Stabilisatie van het aantal reeën in het Zoniënwoud
Na een periode van daling is het aantal getelde reeën gestabiliseerd
De populatie reeën in het Zoniënwoud wordt sinds 2008 jaarlijks gemonitord. De gebruikte methode is de KI: de kilometerindex, die informatie geeft over het aantal waargenomen reeën. De monitoring en gegevensanalyse maakt deel uit van een intergewestelijke samenwerking en werd toevertrouwd aan de vzw Wildlife and Man, waarin DEMNA (een studiedienst van het Waalse Gewest) en het INBO (Instituut voor Natuur- en Bosonderzoek, de onderzoeksinstelling van het Vlaamse Gewest) samenwerken. Eenmaal per jaar verzamelen ze veldgegevens (waarnemingen van reeën op de verschillende parcours) tijdens een gezamenlijke campagne, georganiseerd door de bosbouwdiensten van de 3 gewesten.
Terwijl het gemiddelde KI van 2008 tot 2013 rond de 1,07 reeën/km schommelde, daalde de index tussen 2017 en 2023 tot slechts 0,6 reeën/km, wat een duidelijke daling van de populatie markeert. In 2024 ligt de gemiddelde waarde (0,6) op een vergelijkbaar niveau als in de periode 2014-2023. Er is dus een nieuw evenwicht bereikt.

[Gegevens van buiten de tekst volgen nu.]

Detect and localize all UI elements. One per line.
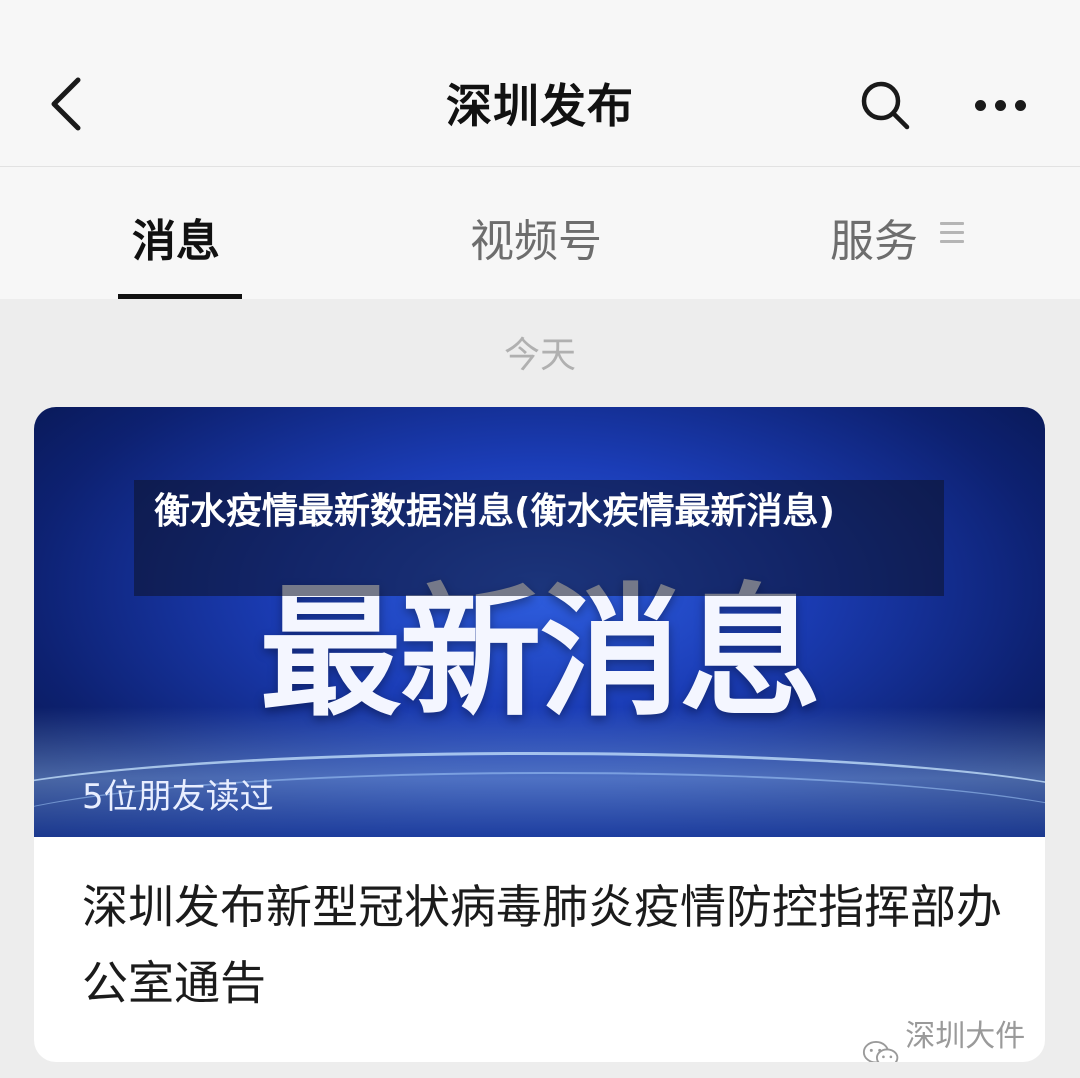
top-navigation-bar: 深圳发布 bbox=[0, 0, 1080, 167]
tab-channels[interactable]: 视频号 bbox=[470, 205, 602, 269]
more-dot bbox=[994, 99, 1006, 111]
watermark-text: 深圳大件事 bbox=[905, 1019, 1026, 1054]
tab-bar: 消息 视频号 服务 bbox=[0, 167, 1080, 299]
menu-line bbox=[940, 240, 964, 243]
more-horizontal-icon bbox=[974, 99, 986, 111]
active-tab-indicator bbox=[118, 294, 242, 299]
tab-messages[interactable]: 消息 bbox=[132, 205, 220, 269]
menu-line bbox=[940, 231, 964, 234]
tab-services[interactable]: 服务 bbox=[830, 205, 918, 269]
article-card[interactable]: 最新消息 5位朋友读过 衡水疫情最新数据消息(衡水疾情最新消息) 深圳发布新型冠… bbox=[34, 407, 1045, 1062]
more-dot bbox=[1014, 99, 1026, 111]
article-title[interactable]: 深圳发布新型冠状病毒肺炎疫情防控指挥部办公室通告 bbox=[82, 869, 1012, 1021]
more-options-button[interactable] bbox=[962, 70, 1038, 140]
wechat-icon bbox=[862, 1041, 899, 1062]
search-button[interactable] bbox=[850, 70, 920, 140]
date-divider: 今天 bbox=[503, 335, 576, 376]
watermark: 深圳大件事 bbox=[862, 1011, 1045, 1062]
overlay-title: 衡水疫情最新数据消息(衡水疾情最新消息) bbox=[134, 480, 944, 596]
search-icon bbox=[861, 81, 910, 130]
menu-icon[interactable] bbox=[940, 222, 964, 244]
menu-line bbox=[940, 222, 964, 225]
friends-read-count: 5位朋友读过 bbox=[82, 777, 274, 817]
article-cover-image: 最新消息 5位朋友读过 衡水疫情最新数据消息(衡水疾情最新消息) bbox=[34, 407, 1045, 837]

Hoe is de daling van het aantal reeën sinds 2014 te verklaren?
Er worden mogelijkheden onderzocht om de potentiële oorzaken van de demografische achteruitgang te begrijpen.
Op basis van hun waarnemingen en tellingen hebben wetenschappers en bosbouwdiensten bepaalde mogelijke oorzaken voor de afname van de reeënpopulatie kunnen vaststellen:
Een daling van het voortplantingspercentage, een stijging van het sterftecijfer en/of emigratie. Een hogere sterfte zou veroorzaakt kunnen worden door meer predatie en aanvallen van zwerfhonden.
Recreatiedruk, waardoor reeën minder ruimte nodig hebben en hun gedrag verandert (honden die niet aan de leidband worden gehouden en het publiek dat zich buiten de bewegwijzerde wandelpaden begeeft).
Goed om te weten
Fotografische monitoring is een van de protocollen die worden gebruikt om reeën te observeren. Ten eerste stelt het ons in staat om het gedrag van reeën te bestuderen, dat volgens de eerste resultaten verschilt van een populatie die niet onderhevig is aan menselijke druk. Ten tweede verschaft het ons informatie over de aanwezigheid en verspreiding van vossen en wilde zwijnen (potentiële roofdieren). Het doel is om de data van dit onderzoek te vergelijken met data van andere onderzoekslocaties die op dezelfde manier worden gemonitord.